Vols grappler Jimmy Wayman tests his skills against competition in Japan

Lee Williams’ Jimmy Wayman, third from right, poses before flying overseas for the 2019 Arizona/Japan Cultural Exchange program.

Lee Williams’ Jimmy Wayman, third from right, poses before flying overseas for the 2019 Arizona/Japan Cultural Exchange program.

KINGMAN – Jimmy Wayman could have easily done what many high schoolers do during the summer – relax and enjoy themselves. But Wayman had bigger plans.

The Lee Williams High School senior filled his vacation time with a number of wrestling excursions, highlighted by a trip overseas for the Arizona/Japan Cultural Exchange program.

“It was a really cool experience going to Japan,” Wayman said. “It was weird at first wrestling people from a completely different country that don’t speak your language. Eventually, you kind of acclimate. And at the end of the day, it’s just wrestling.”

Wayman set out on his journey to Japan on June 22 and didn’t return to the United States until July 2. He gained useful experience during that span, while also finishing 4-1 during the dual-format tournament.

“I definitely grew a lot wrestling-wise and culturally by seeing that other side of the world,” Wayman said. “And I’ve learned a lot of new stuff that is going to help me out this year.”


Jimmy Wayman, left, is declared the winner during a match in Japan. (Courtesy photo)
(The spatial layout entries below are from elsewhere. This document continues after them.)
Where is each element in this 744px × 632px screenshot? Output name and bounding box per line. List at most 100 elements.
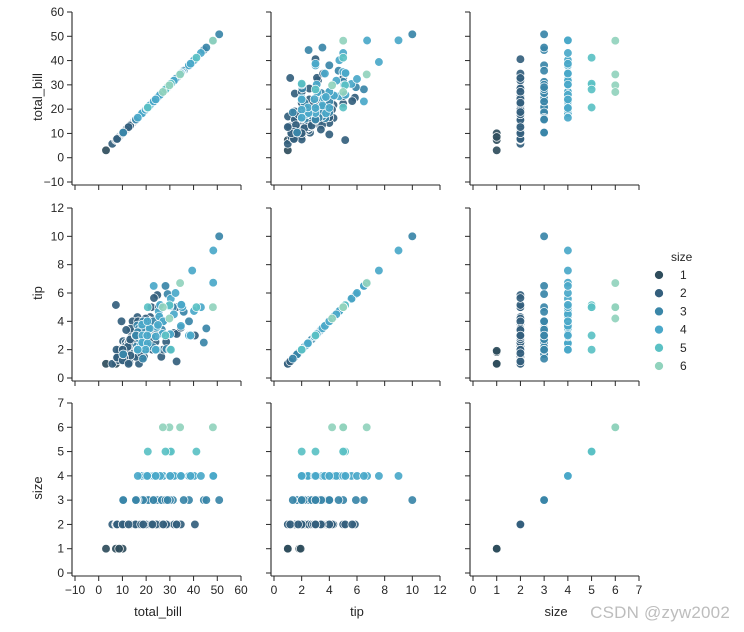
x-tick-label: 4 bbox=[326, 583, 333, 597]
panel-tip-vs-total_bill: 0 2 4 6 8 10 12 bbox=[51, 201, 242, 386]
data-point bbox=[114, 544, 124, 554]
data-point bbox=[151, 345, 161, 355]
data-point bbox=[140, 345, 151, 355]
data-point bbox=[586, 102, 597, 113]
data-point bbox=[185, 330, 196, 341]
y-tick-label: 40 bbox=[51, 54, 65, 68]
data-point bbox=[492, 132, 502, 142]
data-point bbox=[285, 519, 295, 530]
x-tick-label: 0 bbox=[95, 583, 102, 597]
data-point bbox=[320, 68, 330, 79]
x-tick-label: 0 bbox=[470, 583, 477, 597]
data-point bbox=[327, 313, 337, 324]
y-tick-label: 0 bbox=[57, 566, 64, 580]
data-point bbox=[214, 495, 224, 505]
data-point bbox=[123, 359, 134, 369]
panel-size-vs-tip: 0 2 4 6 8 10 12 bbox=[266, 402, 447, 597]
x-tick-label: 30 bbox=[163, 583, 177, 597]
legend-title: size bbox=[671, 250, 693, 264]
data-point bbox=[142, 316, 153, 326]
data-point bbox=[362, 69, 372, 80]
data-point bbox=[310, 59, 321, 69]
data-point bbox=[138, 354, 148, 364]
data-point bbox=[151, 94, 161, 105]
legend-marker-5 bbox=[654, 342, 664, 353]
data-point bbox=[208, 245, 218, 256]
data-point bbox=[176, 300, 186, 310]
legend-marker-1 bbox=[654, 270, 664, 280]
x-tick-label: 3 bbox=[541, 583, 548, 597]
data-point bbox=[310, 330, 321, 341]
y-tick-label: 12 bbox=[51, 201, 65, 215]
data-point bbox=[310, 84, 321, 95]
data-point bbox=[563, 245, 573, 256]
y-tick-label: 0 bbox=[57, 371, 64, 385]
data-point bbox=[283, 544, 293, 554]
x-tick-label: 20 bbox=[139, 583, 153, 597]
legend-label-5: 5 bbox=[680, 341, 687, 355]
data-point bbox=[151, 471, 161, 481]
y-tick-label: 4 bbox=[57, 469, 64, 483]
data-point bbox=[539, 307, 549, 317]
data-point bbox=[610, 302, 620, 312]
data-point bbox=[492, 346, 502, 356]
data-point bbox=[288, 107, 298, 118]
data-point bbox=[539, 316, 549, 326]
data-point bbox=[539, 82, 549, 92]
data-point bbox=[515, 348, 526, 358]
data-point bbox=[374, 471, 384, 481]
data-point bbox=[352, 74, 362, 84]
data-point bbox=[515, 54, 526, 64]
data-point bbox=[539, 281, 549, 291]
data-point bbox=[292, 127, 302, 138]
data-point bbox=[147, 519, 158, 530]
x-axis-label-size: size bbox=[544, 604, 567, 619]
data-point bbox=[610, 87, 620, 97]
data-point bbox=[297, 79, 307, 89]
y-tick-label: 2 bbox=[57, 517, 64, 531]
data-point bbox=[295, 544, 306, 554]
data-point bbox=[610, 36, 620, 46]
data-point bbox=[201, 323, 211, 334]
data-point bbox=[563, 79, 573, 90]
data-point bbox=[148, 495, 159, 505]
legend-marker-4 bbox=[654, 324, 664, 335]
data-point bbox=[123, 122, 134, 132]
data-point bbox=[515, 73, 526, 83]
data-point bbox=[324, 495, 334, 505]
data-point bbox=[407, 495, 417, 505]
y-tick-label: 20 bbox=[51, 102, 65, 116]
data-point bbox=[393, 471, 404, 481]
data-point bbox=[539, 495, 549, 505]
data-point bbox=[191, 446, 202, 457]
x-tick-label: 10 bbox=[116, 583, 130, 597]
y-tick-label: 4 bbox=[57, 314, 64, 328]
data-point bbox=[324, 129, 334, 140]
data-point bbox=[563, 59, 573, 69]
x-tick-label: 7 bbox=[636, 583, 643, 597]
data-point bbox=[171, 519, 182, 530]
data-point bbox=[586, 330, 597, 341]
data-point bbox=[199, 337, 209, 348]
data-point bbox=[539, 96, 549, 107]
data-point bbox=[303, 45, 314, 55]
data-point bbox=[338, 446, 348, 457]
data-point bbox=[539, 42, 549, 53]
x-tick-label: 6 bbox=[354, 583, 361, 597]
data-point bbox=[176, 471, 186, 481]
data-point bbox=[515, 293, 526, 303]
data-point bbox=[133, 471, 143, 481]
x-tick-label: 5 bbox=[588, 583, 595, 597]
data-point bbox=[338, 87, 348, 97]
data-point bbox=[118, 349, 128, 359]
data-point bbox=[563, 35, 573, 45]
data-point bbox=[539, 29, 549, 39]
data-point bbox=[359, 96, 369, 107]
data-point bbox=[324, 471, 334, 481]
data-point bbox=[324, 60, 334, 70]
y-tick-label: 5 bbox=[57, 445, 64, 459]
data-point bbox=[175, 278, 185, 288]
data-point bbox=[393, 35, 404, 45]
data-point bbox=[297, 113, 307, 123]
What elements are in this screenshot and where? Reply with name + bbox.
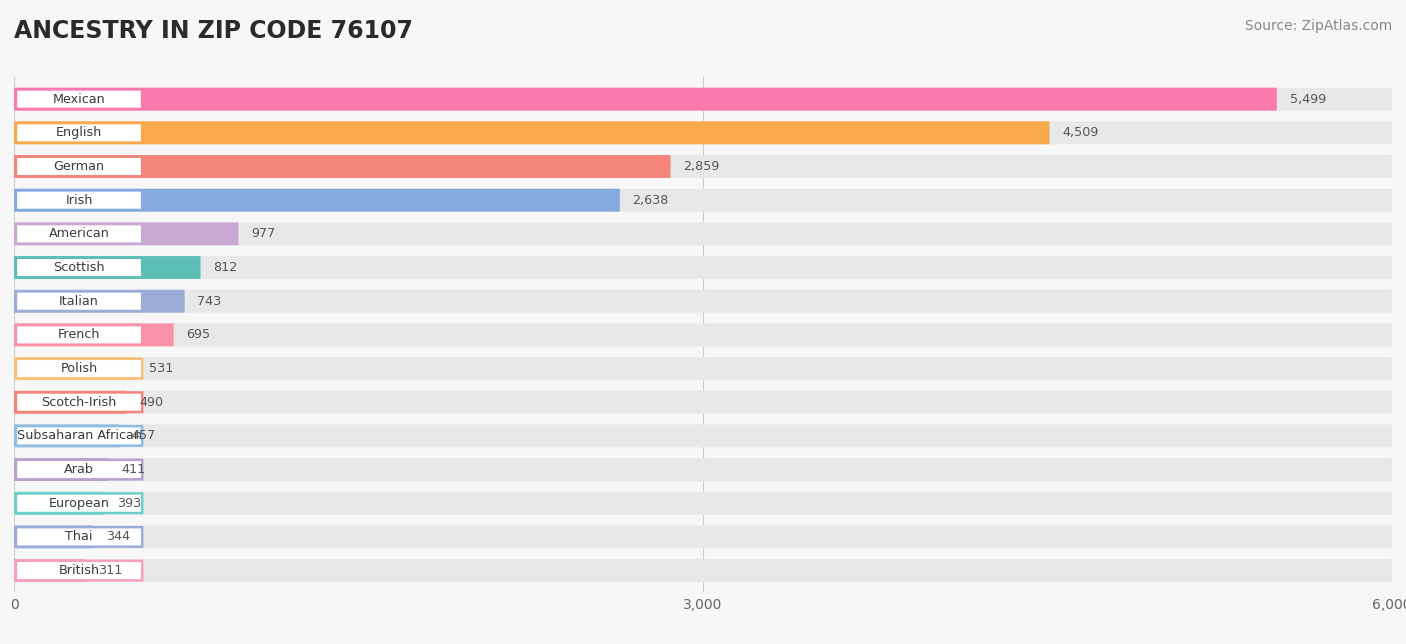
FancyBboxPatch shape (14, 424, 1392, 448)
Text: European: European (49, 497, 110, 510)
Text: 977: 977 (252, 227, 276, 240)
FancyBboxPatch shape (14, 323, 1392, 346)
FancyBboxPatch shape (15, 156, 142, 176)
Text: 5,499: 5,499 (1289, 93, 1326, 106)
Text: Arab: Arab (65, 463, 94, 476)
Text: ANCESTRY IN ZIP CODE 76107: ANCESTRY IN ZIP CODE 76107 (14, 19, 413, 43)
FancyBboxPatch shape (15, 493, 142, 513)
Text: English: English (56, 126, 103, 139)
Text: Scottish: Scottish (53, 261, 105, 274)
FancyBboxPatch shape (14, 357, 136, 380)
Text: 490: 490 (139, 395, 163, 409)
Text: 695: 695 (186, 328, 211, 341)
Text: 743: 743 (197, 295, 222, 308)
FancyBboxPatch shape (14, 424, 120, 448)
FancyBboxPatch shape (15, 325, 142, 345)
Text: 812: 812 (214, 261, 238, 274)
FancyBboxPatch shape (14, 189, 620, 212)
Text: 457: 457 (132, 430, 156, 442)
FancyBboxPatch shape (14, 256, 1392, 279)
Text: Source: ZipAtlas.com: Source: ZipAtlas.com (1244, 19, 1392, 33)
FancyBboxPatch shape (14, 222, 239, 245)
FancyBboxPatch shape (15, 426, 142, 446)
FancyBboxPatch shape (14, 88, 1392, 111)
FancyBboxPatch shape (14, 155, 671, 178)
Text: 411: 411 (121, 463, 145, 476)
Text: 4,509: 4,509 (1062, 126, 1098, 139)
FancyBboxPatch shape (14, 526, 1392, 549)
Text: Thai: Thai (65, 531, 93, 544)
FancyBboxPatch shape (14, 458, 1392, 481)
Text: 2,859: 2,859 (683, 160, 720, 173)
FancyBboxPatch shape (14, 357, 1392, 380)
Text: American: American (49, 227, 110, 240)
Text: Scotch-Irish: Scotch-Irish (41, 395, 117, 409)
FancyBboxPatch shape (15, 191, 142, 210)
FancyBboxPatch shape (14, 323, 174, 346)
Text: Subsaharan African: Subsaharan African (17, 430, 142, 442)
FancyBboxPatch shape (15, 460, 142, 479)
Text: German: German (53, 160, 104, 173)
FancyBboxPatch shape (14, 559, 86, 582)
FancyBboxPatch shape (14, 155, 1392, 178)
Text: 2,638: 2,638 (633, 194, 669, 207)
FancyBboxPatch shape (14, 492, 1392, 515)
FancyBboxPatch shape (14, 88, 1277, 111)
Text: 531: 531 (149, 362, 173, 375)
FancyBboxPatch shape (14, 391, 1392, 413)
FancyBboxPatch shape (14, 256, 201, 279)
FancyBboxPatch shape (14, 222, 1392, 245)
Text: Italian: Italian (59, 295, 98, 308)
Text: Mexican: Mexican (52, 93, 105, 106)
Text: Irish: Irish (65, 194, 93, 207)
Text: 344: 344 (105, 531, 129, 544)
FancyBboxPatch shape (15, 392, 142, 412)
FancyBboxPatch shape (14, 121, 1049, 144)
FancyBboxPatch shape (15, 123, 142, 142)
Text: British: British (59, 564, 100, 577)
FancyBboxPatch shape (14, 121, 1392, 144)
FancyBboxPatch shape (15, 359, 142, 378)
FancyBboxPatch shape (15, 224, 142, 243)
FancyBboxPatch shape (14, 189, 1392, 212)
Text: Polish: Polish (60, 362, 97, 375)
FancyBboxPatch shape (14, 526, 93, 549)
FancyBboxPatch shape (14, 559, 1392, 582)
Text: French: French (58, 328, 100, 341)
FancyBboxPatch shape (14, 458, 108, 481)
Text: 393: 393 (117, 497, 141, 510)
FancyBboxPatch shape (15, 292, 142, 311)
FancyBboxPatch shape (14, 492, 104, 515)
FancyBboxPatch shape (15, 90, 142, 109)
FancyBboxPatch shape (15, 527, 142, 547)
FancyBboxPatch shape (14, 290, 1392, 312)
FancyBboxPatch shape (14, 290, 184, 312)
FancyBboxPatch shape (15, 561, 142, 580)
FancyBboxPatch shape (15, 258, 142, 278)
Text: 311: 311 (98, 564, 122, 577)
FancyBboxPatch shape (14, 391, 127, 413)
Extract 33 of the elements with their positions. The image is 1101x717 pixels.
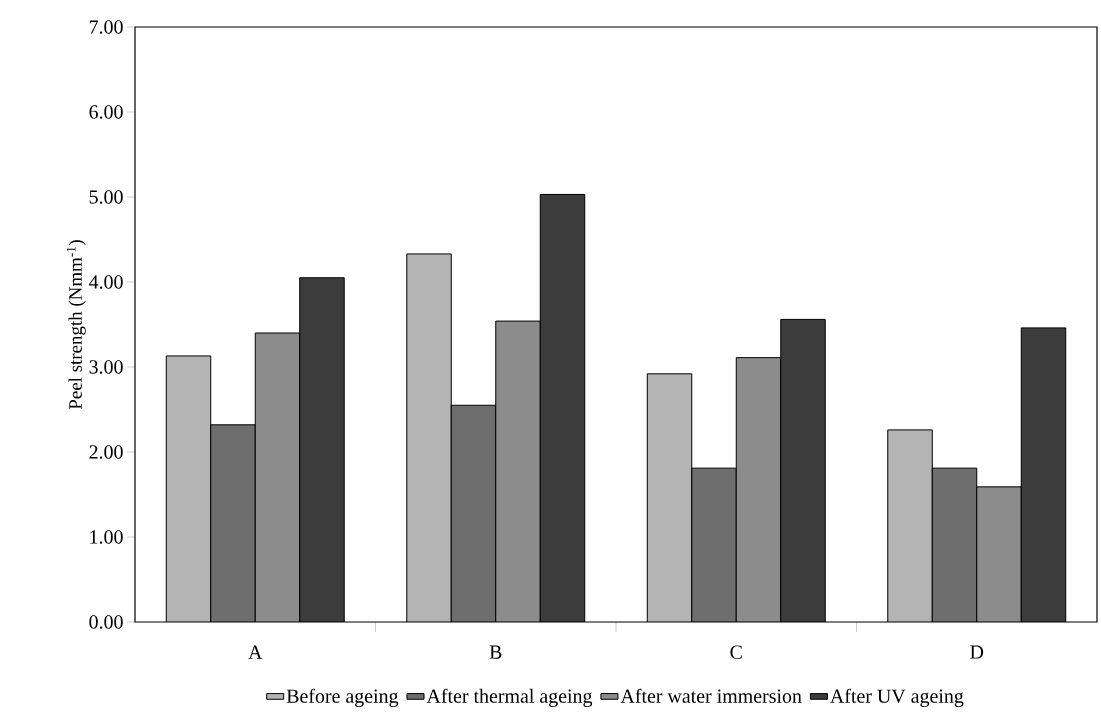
y-tick-label: 2.00 — [89, 445, 123, 459]
legend-label: Before ageing — [286, 688, 399, 707]
bar — [647, 373, 692, 622]
legend-label: After water immersion — [620, 688, 802, 703]
bar — [299, 277, 345, 622]
x-tick-label: B — [489, 645, 502, 659]
bar — [736, 357, 781, 622]
legend-label: After UV ageing — [830, 688, 964, 707]
x-tick-label: C — [730, 645, 742, 659]
y-axis-title: Peel strength (Nmm$^{-1}$) — [66, 240, 86, 410]
bar — [254, 332, 301, 622]
bar — [691, 468, 737, 622]
y-tick-label: 7.00 — [89, 20, 123, 34]
y-tick-label: 5.00 — [89, 190, 123, 204]
bar — [450, 404, 497, 622]
x-tick-label: A — [248, 645, 263, 659]
bar — [931, 467, 978, 622]
y-tick-label: 6.00 — [89, 105, 123, 119]
bar — [495, 320, 541, 622]
bar — [406, 253, 452, 622]
bar — [976, 486, 1022, 622]
bar — [1020, 327, 1067, 622]
y-tick-label: 4.00 — [89, 275, 123, 289]
bar — [210, 424, 256, 622]
legend-label: After thermal ageing — [426, 688, 593, 707]
y-tick-label: 0.00 — [89, 615, 123, 629]
bar — [539, 193, 586, 622]
x-tick-label: D — [970, 645, 984, 659]
bar — [887, 429, 933, 622]
y-tick-label: 1.00 — [90, 530, 123, 544]
bar — [780, 319, 826, 622]
y-tick-label: 3.00 — [89, 360, 123, 374]
bar — [165, 355, 212, 622]
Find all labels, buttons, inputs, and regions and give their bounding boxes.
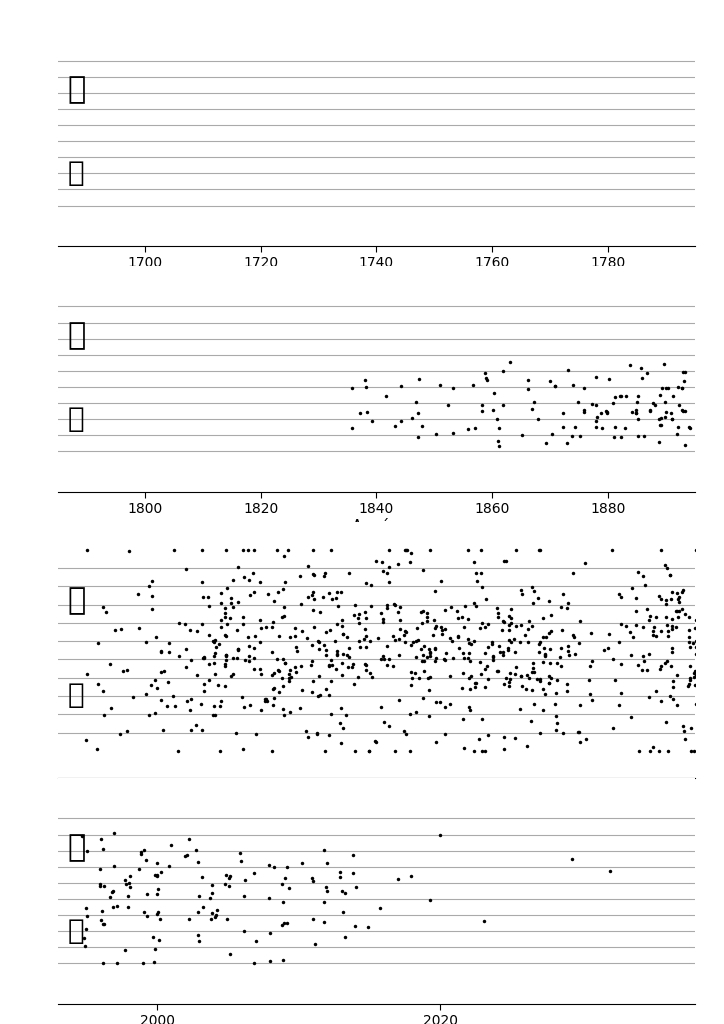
X-axis label: Année: Année xyxy=(352,519,401,534)
X-axis label: Année: Année xyxy=(352,806,401,820)
Text: 𝄢: 𝄢 xyxy=(67,160,84,186)
Text: 𝄢: 𝄢 xyxy=(67,406,84,432)
Text: 𝄞: 𝄞 xyxy=(67,586,85,616)
X-axis label: Année: Année xyxy=(352,273,401,288)
Text: 𝄞: 𝄞 xyxy=(67,831,85,863)
Text: 𝄢: 𝄢 xyxy=(67,918,84,944)
Text: 𝄢: 𝄢 xyxy=(67,682,84,710)
Text: 𝄞: 𝄞 xyxy=(67,74,85,105)
Text: 𝄞: 𝄞 xyxy=(67,319,85,351)
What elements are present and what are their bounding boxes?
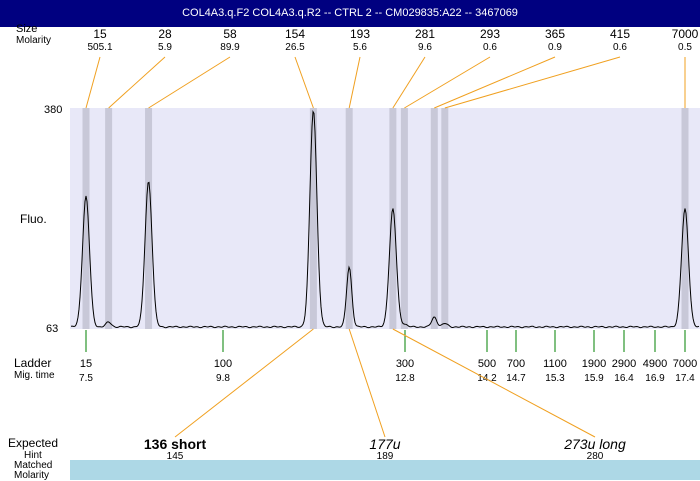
peak-molarity-label: 0.6 [483, 42, 497, 53]
peak-size-label: 58 [223, 27, 237, 41]
expected-callout-line [174, 328, 314, 438]
peak-size-label: 415 [610, 27, 630, 41]
peak-band [681, 108, 689, 329]
size-callout-line [392, 56, 426, 109]
ladder-time-label: 15.9 [584, 373, 604, 384]
peak-size-label: 28 [158, 27, 172, 41]
size-callout-line [294, 56, 314, 109]
hint-value: 280 [587, 451, 604, 462]
peak-size-label: 7000 [672, 27, 699, 41]
ladder-size-label: 4900 [643, 358, 667, 370]
hint-row-label: Hint [24, 450, 42, 461]
ladder-time-label: 17.4 [675, 373, 695, 384]
y-min-label: 63 [46, 323, 59, 335]
size-callouts [85, 56, 686, 109]
peak-molarity-label: 5.9 [158, 42, 172, 53]
peak-molarity-label: 26.5 [285, 42, 305, 53]
size-callout-line [108, 56, 166, 109]
ladder-time-label: 14.2 [477, 373, 497, 384]
plot-area [70, 108, 700, 329]
expected-row-label: Expected [8, 436, 59, 450]
ladder-row-label: Ladder [14, 356, 52, 370]
matched-row-label: Matched [14, 460, 53, 471]
peak-band [82, 108, 90, 329]
hint-value: 189 [377, 451, 394, 462]
matched-table-band [70, 460, 700, 480]
size-callout-line [404, 56, 491, 109]
molarity-table-label: Molarity [14, 470, 50, 481]
expected-callout-line [348, 328, 386, 438]
peak-band [105, 108, 113, 329]
hint-value: 145 [167, 451, 184, 462]
ladder-size-label: 300 [396, 358, 414, 370]
peak-molarity-label: 0.5 [678, 42, 692, 53]
peak-size-label: 281 [415, 27, 435, 41]
peak-band [430, 108, 438, 329]
ladder-size-label: 700 [507, 358, 525, 370]
molarity-row-label: Molarity [16, 35, 52, 46]
size-callout-line [85, 56, 101, 109]
peak-band [309, 108, 317, 329]
expected-callouts [174, 328, 596, 438]
peak-size-label: 15 [93, 27, 107, 41]
peak-band [145, 108, 153, 329]
y-max-label: 380 [44, 104, 63, 116]
expected-fragment-label: 273u long [563, 436, 626, 452]
ladder-time-label: 7.5 [79, 373, 93, 384]
peak-band [400, 108, 408, 329]
peak-molarity-label: 5.6 [353, 42, 367, 53]
peak-band [441, 108, 449, 329]
migtime-row-label: Mig. time [14, 370, 55, 381]
peak-size-label: 293 [480, 27, 500, 41]
ladder-size-label: 2900 [612, 358, 636, 370]
y-axis-label: Fluo. [20, 212, 47, 226]
ladder-ticks: 15 7.5 100 9.8 300 12.8 500 14.2 700 14.7 1100 15.3… [79, 330, 697, 384]
ladder-time-label: 16.4 [614, 373, 634, 384]
peak-molarity-label: 9.6 [418, 42, 432, 53]
title-bar: COL4A3.q.F2 COL4A3.q.R2 -- CTRL 2 -- CM0… [0, 0, 700, 27]
ladder-time-label: 15.3 [545, 373, 565, 384]
peak-size-label: 193 [350, 27, 370, 41]
ladder-size-label: 1900 [582, 358, 606, 370]
ladder-time-label: 12.8 [395, 373, 415, 384]
ladder-time-label: 9.8 [216, 373, 230, 384]
ladder-size-label: 100 [214, 358, 232, 370]
ladder-time-label: 14.7 [506, 373, 526, 384]
ladder-size-label: 7000 [673, 358, 697, 370]
size-callout-line [434, 56, 556, 109]
expected-fragment-label: 136 short [144, 436, 207, 452]
peak-band [389, 108, 397, 329]
expected-callout-line [392, 328, 596, 438]
size-row-label: Size [16, 23, 38, 35]
ladder-size-label: 15 [80, 358, 92, 370]
peak-size-label: 154 [285, 27, 305, 41]
ladder-size-label: 500 [478, 358, 496, 370]
size-callout-line [348, 56, 361, 109]
peak-molarity-label: 0.6 [613, 42, 627, 53]
size-callout-line [148, 56, 231, 109]
peak-size-label: 365 [545, 27, 565, 41]
peak-molarity-label: 89.9 [220, 42, 240, 53]
peak-molarity-label: 0.9 [548, 42, 562, 53]
expected-fragment-label: 177u [369, 436, 400, 452]
peak-bands [82, 108, 689, 329]
peak-molarity-label: 505.1 [87, 42, 112, 53]
size-callout-line [444, 56, 621, 109]
fluorescence-trace [70, 110, 700, 329]
ladder-time-label: 16.9 [645, 373, 665, 384]
ladder-size-label: 1100 [543, 358, 567, 370]
peak-band [345, 108, 353, 329]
That is something Vols head coach Dan Ondrejka is looking forward to, along with Wayman sharing the newfound knowledge with the rest of his teammates.

“I can’t wait to see some of the stuff that he’s learned,” Ondrejka said. “He learned different styles, new techniques and everybody here is really excited to see what he’s learned and what he can bring back to the room.”

But Ondrejka also knows Wayman took a lot of what he has already learned and used it overseas. That made Ondrejka proud, but he quickly shifted the attention to Wayman’s accomplishments.

“We’re really happy for him,” Ondrejka said. “And it’s really good recognition for him and our program. It really shows how hard these kids are working and they are doing something that is bigger than Kingman.”

Not many wrestlers get to experience the challenges of wrestling overseas, but Wayman wasn’t done yet. He returned from Japan and attended a wrestling camp at Arizona State University before taking another trip out of state.

This time his destination was Fargo, North Dakota for Nationals from July 12-20

“I was on track to placing at Nationals and then I hurt my knee, unfortunately,” Wayman said. “I got caught in a move and that was kind of disappointing. But it was a really good experience and I learned a lot in the training camp right before.”

Nevertheless, Wayman qualifying for Nationals was an accomplishment in itself and his coach couldn’t be prouder.

“When it comes to Fargo, it is the biggest stage in wrestling and the biggest tournament in the country,” Ondrejka said. “And for Jimmy to even go there and win one match is huge. We’re going to take that as a victory right there. For him to perform on an international level and a national level is huge for him, it’s huge for this school and it’s huge for this program.”

With all of the summer achievements aside, Wayman knows it’s time to focus on recovery before he hits the mat for his final year with the Vols.

However, his rehab time won’t solely be about him.

“I kind of learn by teaching other people,” Wayman said. “I really have to think about it more and this little break from wrestling will help me teach some of the guys that didn’t get to do all the stuff that I got to do.”

But once he is back to full health, Wayman has his sights set high after taking third place at 145 pounds during the 2019 AIA Division III State Wrestling Championship.

“State championship – got to have it this year,” Wayman said. “As long as I stay at the pace I’ve been training, I know I’ll have it.”